Making Healthcare Safe written by Lucian L. Leape and has been published by Springer Nature this book supported file pdf, txt, epub, kindle and other format this book has been release on 2021-05-28 with Medical categories.


This unique and engaging open access title provides a compelling and ground-breaking account of the patient safety movement in the United States, told from the perspective of one of its most prominent leaders, and arguably the movement’s founder, Lucian L. Leape, MD. Covering the growth of the field from the late 1980s to 2015, Dr. Leape details the developments, actors, organizations, research, and policy-making activities that marked the evolution and major advances of patient safety in this time span. In addition, and perhaps most importantly, this book not only comprehensively details how and why human and systems errors too often occur in the process of providing health care, it also promotes an in-depth understanding of the principles and practices of patient safety, including how they were influenced by today’s modern safety sciences and systems theory and design. Indeed, the book emphasizes how the growing awareness of systems-design thinking and the self-education and commitment to improving patient safety, by not only Dr. Leape but a wide range of other clinicians and health executives from both the private and public sectors, all converged to drive forward the patient safety movement in the US. Making Healthcare Safe is divided into four parts: I. In the Beginning describes the research and theory that defined patient safety and the early initiatives to enhance it. II. Institutional Responses tells the stories of the efforts of the major organizations that began to apply the new concepts and make patient safety a reality. Most of these stories have not been previously told, so this account becomes their histories as well.

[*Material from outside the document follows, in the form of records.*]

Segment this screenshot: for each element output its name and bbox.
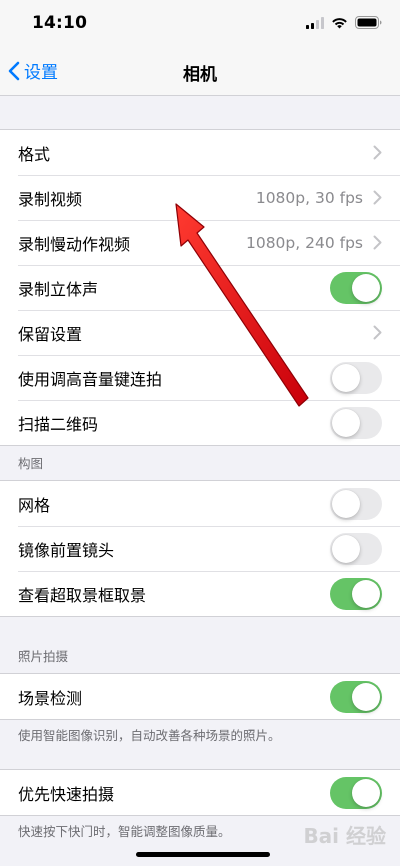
page-title: 相机 <box>183 65 217 85</box>
toggle-knob <box>332 363 360 392</box>
row-value: 1080p, 240 fps <box>245 233 363 252</box>
row-scene-detection: 场景检测 <box>0 674 400 719</box>
mirror-front-toggle[interactable] <box>330 532 382 565</box>
row-format[interactable]: 格式 <box>0 130 400 175</box>
battery-icon <box>355 16 382 29</box>
chevron-right-icon <box>373 235 382 250</box>
prioritize-faster-toggle[interactable] <box>330 776 382 809</box>
toggle-knob <box>352 778 380 807</box>
toggle-knob <box>352 579 380 608</box>
chevron-right-icon <box>373 325 382 340</box>
scan-qr-toggle[interactable] <box>330 406 382 439</box>
settings-content: 格式 录制视频 1080p, 30 fps 录制慢动作视频 1080p, 240… <box>0 96 400 840</box>
row-label: 场景检测 <box>18 688 83 708</box>
cellular-signal-icon <box>306 16 324 29</box>
row-record-slo-mo[interactable]: 录制慢动作视频 1080p, 240 fps <box>0 220 400 265</box>
prioritize-group: 优先快速拍摄 <box>0 769 400 816</box>
section-header-photo-capture: 照片拍摄 <box>18 649 69 664</box>
section-header-composition: 构图 <box>18 456 44 471</box>
status-icons <box>306 16 382 29</box>
view-outside-frame-toggle[interactable] <box>330 577 382 610</box>
row-scan-qr: 扫描二维码 <box>0 400 400 445</box>
toggle-knob <box>352 682 380 711</box>
row-label: 录制慢动作视频 <box>18 234 131 254</box>
home-indicator <box>136 852 270 857</box>
toggle-knob <box>332 489 360 518</box>
status-time: 14:10 <box>32 13 88 33</box>
row-label: 查看超取景框取景 <box>18 585 147 605</box>
row-view-outside-frame: 查看超取景框取景 <box>0 571 400 616</box>
record-stereo-toggle[interactable] <box>330 271 382 304</box>
row-label: 扫描二维码 <box>18 414 99 434</box>
row-label: 录制立体声 <box>18 279 99 299</box>
row-label: 优先快速拍摄 <box>18 784 115 804</box>
row-mirror-front: 镜像前置镜头 <box>0 526 400 571</box>
camera-settings-group: 格式 录制视频 1080p, 30 fps 录制慢动作视频 1080p, 240… <box>0 129 400 446</box>
row-grid: 网格 <box>0 481 400 526</box>
scene-detection-toggle[interactable] <box>330 680 382 713</box>
row-volume-burst: 使用调高音量键连拍 <box>0 355 400 400</box>
row-label: 录制视频 <box>18 189 83 209</box>
grid-toggle[interactable] <box>330 487 382 520</box>
chevron-right-icon <box>373 145 382 160</box>
navigation-bar: 设置 相机 <box>0 46 400 96</box>
row-label: 使用调高音量键连拍 <box>18 369 163 389</box>
row-label: 格式 <box>18 144 51 164</box>
chevron-right-icon <box>373 190 382 205</box>
toggle-knob <box>352 273 380 302</box>
toggle-knob <box>332 408 360 437</box>
row-label: 保留设置 <box>18 324 83 344</box>
volume-burst-toggle[interactable] <box>330 361 382 394</box>
row-record-video[interactable]: 录制视频 1080p, 30 fps <box>0 175 400 220</box>
status-bar: 14:10 <box>0 0 400 46</box>
photo-capture-group: 场景检测 <box>0 673 400 720</box>
composition-group: 网格 镜像前置镜头 查看超取景框取景 <box>0 480 400 617</box>
watermark: Bai 经验 <box>303 824 386 848</box>
scene-detection-footer: 使用智能图像识别，自动改善各种场景的照片。 <box>18 728 281 743</box>
row-value: 1080p, 30 fps <box>255 188 363 207</box>
row-prioritize-faster: 优先快速拍摄 <box>0 770 400 815</box>
row-preserve-settings[interactable]: 保留设置 <box>0 310 400 355</box>
toggle-knob <box>332 534 360 563</box>
row-label: 镜像前置镜头 <box>18 540 115 560</box>
row-record-stereo: 录制立体声 <box>0 265 400 310</box>
row-label: 网格 <box>18 495 51 515</box>
wifi-icon <box>332 17 347 28</box>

III. Getting to Work provides in-depth analyses of four key issues that cut across disciplinary lines impacting patient safety which required special attention. IV. Creating a Culture of Safety looks to the future, marshalling the best thinking about what it will take to achieve the safe care we all deserve. Captivatingly written with an “insider’s” tone and a major contribution to the clinical literature, this title will be of immense value to health care professionals, to students in a range of academic disciplines, to medical trainees, to health administrators, to policymakers and even to lay readers with an interest in patient safety and in the critical quest to create safe care.